Dünya bir deniz idi, ne gök vardı ne de bir yer,
Uçsuz, bucaksız, sonsuz, sular içreydi her yer,
Tanrı Ülgen uçuyor, yoktu bir yer konacak,
Uçuyor, arıyordu, katı bir yer, bir bucak.
Gök yoktu, yer yoktu. Sadece sonu olmayan bir deniz vardı. Tanrı Ülgen bu denizin üstünde uçuyordu. Konacak sert bir yer arıyordu, bulamıyordu. Böyle uçarken gönlüne doğdu, bir ses: "Önündeki nesneyi yakala." diye fısıldadı.
Ülgen bu fısıltıyı tekrarladı. Bir yandan da ellerini öne doğru uzattı. O sırada suyun üstüne bir taş çıkmıştı. Ülgen taşı yakaladı, üzerine kondu.
Taşın üstünde ne yapacağını düşündü. Düşünürken o uçsuz bucaksız suyun içinde Ak Ana süzülüp Ülgen'in karşısına çıktı ve: "Yarat" dedi, üç defa tekrarladı. Ülgen: "Nasıl" diye sordu. Ak Ana da: "Yaptım, oldu de; yaptım olmadı deme" diye akıl verdi.

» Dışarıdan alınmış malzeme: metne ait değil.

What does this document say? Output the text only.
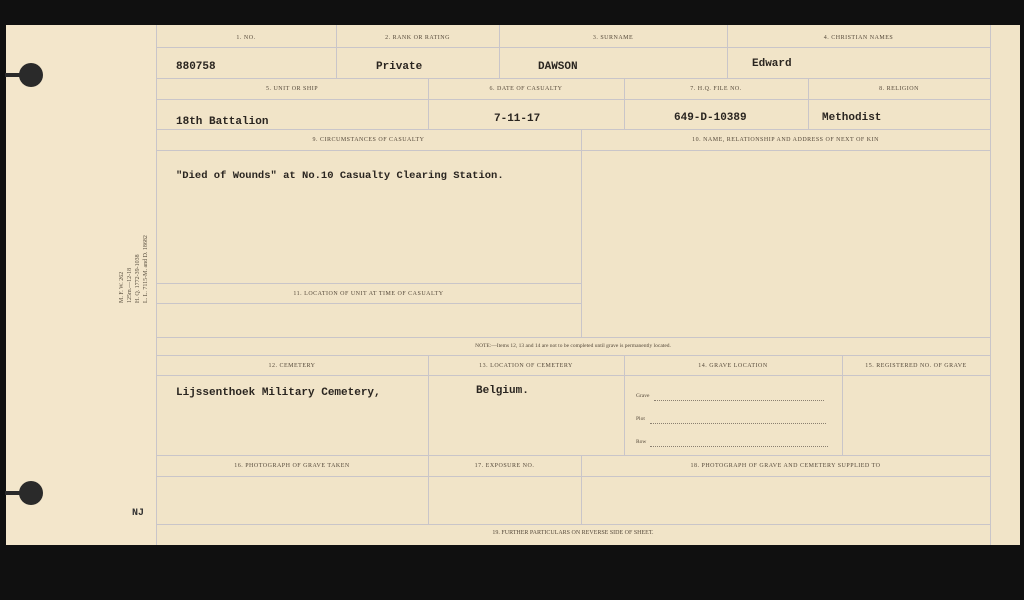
M. F. W. 262 125m.—12-18 H. Q. 1772-39-1038 L. L. 7115-M. and D. 18682
NJ
1. NO.	2. RANK OR RATING	3. SURNAME	4. CHRISTIAN NAMES
880758	Private	DAWSON	Edward
5. UNIT OR SHIP	6. DATE OF CASUALTY	7. H.Q. FILE NO.	8. RELIGION
18th Battalion	7-11-17	649-D-10389	Methodist
9. CIRCUMSTANCES OF CASUALTY	10. NAME, RELATIONSHIP AND ADDRESS OF NEXT OF KIN
"Died of Wounds" at No.10 Casualty Clearing Station.
11. LOCATION OF UNIT AT TIME OF CASUALTY
NOTE:—Items 12, 13 and 14 are not to be completed until grave is permanently located.
12. CEMETERY	13. LOCATION OF CEMETERY	14. GRAVE LOCATION	15. REGISTERED NO. OF GRAVE
Lijssenthoek Military Cemetery,	Belgium.	Grave
Plot
Row
16. PHOTOGRAPH OF GRAVE TAKEN	17. EXPOSURE NO.	18. PHOTOGRAPH OF GRAVE AND CEMETERY SUPPLIED TO
19. FURTHER PARTICULARS ON REVERSE SIDE OF SHEET.
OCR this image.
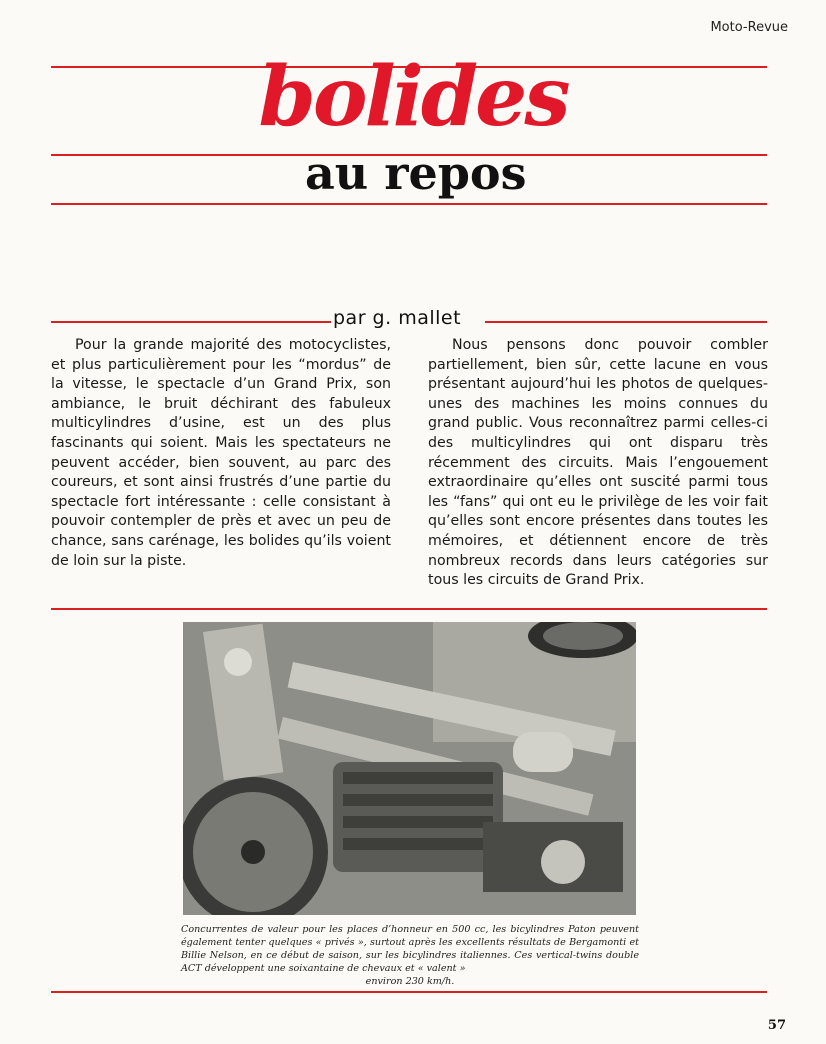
Moto-Revue
bolides
au repos
par g. mallet
Pour la grande majorité des motocyclistes, et plus particulièrement pour les “mordus” de la vitesse, le spectacle d’un Grand Prix, son ambiance, le bruit déchirant des fabuleux multicylindres d’usine, est un des plus fascinants qui soient. Mais les spectateurs ne peuvent accéder, bien souvent, au parc des coureurs, et sont ainsi frustrés d’une partie du spectacle fort intéressante : celle consistant à pouvoir contempler de près et avec un peu de chance, sans carénage, les bolides qu’ils voient de loin sur la piste.
Nous pensons donc pouvoir combler partiellement, bien sûr, cette lacune en vous présentant aujourd’hui les photos de quelques-unes des machines les moins connues du grand public. Vous reconnaîtrez parmi celles-ci des multicylindres qui ont disparu très récemment des circuits. Mais l’engouement extraordinaire qu’elles ont suscité parmi tous les “fans” qui ont eu le privilège de les voir fait qu’elles sont encore présentes dans toutes les mémoires, et détiennent encore de très nombreux records dans leurs catégories sur tous les circuits de Grand Prix.
Concurrentes de valeur pour les places d’honneur en 500 cc, les bicylindres Paton peuvent également tenter quelques « privés », surtout après les excellents résultats de Bergamonti et Billie Nelson, en ce début de saison, sur les bicylindres italiennes. Ces vertical-twins double ACT développent une soixantaine de chevaux et « valent »
environ 230 km/h.
57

Ak Ana bunları söyledikten sonra kayboldu. Bir daha da kimseye görünmedi. Ak Ana'nın bu buyruğu üzerine Ülgen, insanlara şu emri verdi: "Var olana yok demeyin, vara yok diyen de yok olur..."
Bunu üzerine Ülgen: "Yer yaratılsın!" dedi, yer yaratıldı. "Gök yaratılsın!" diye buyurdu, gökler yaratıldı. Ve böylece dünya yaratılmış oldu.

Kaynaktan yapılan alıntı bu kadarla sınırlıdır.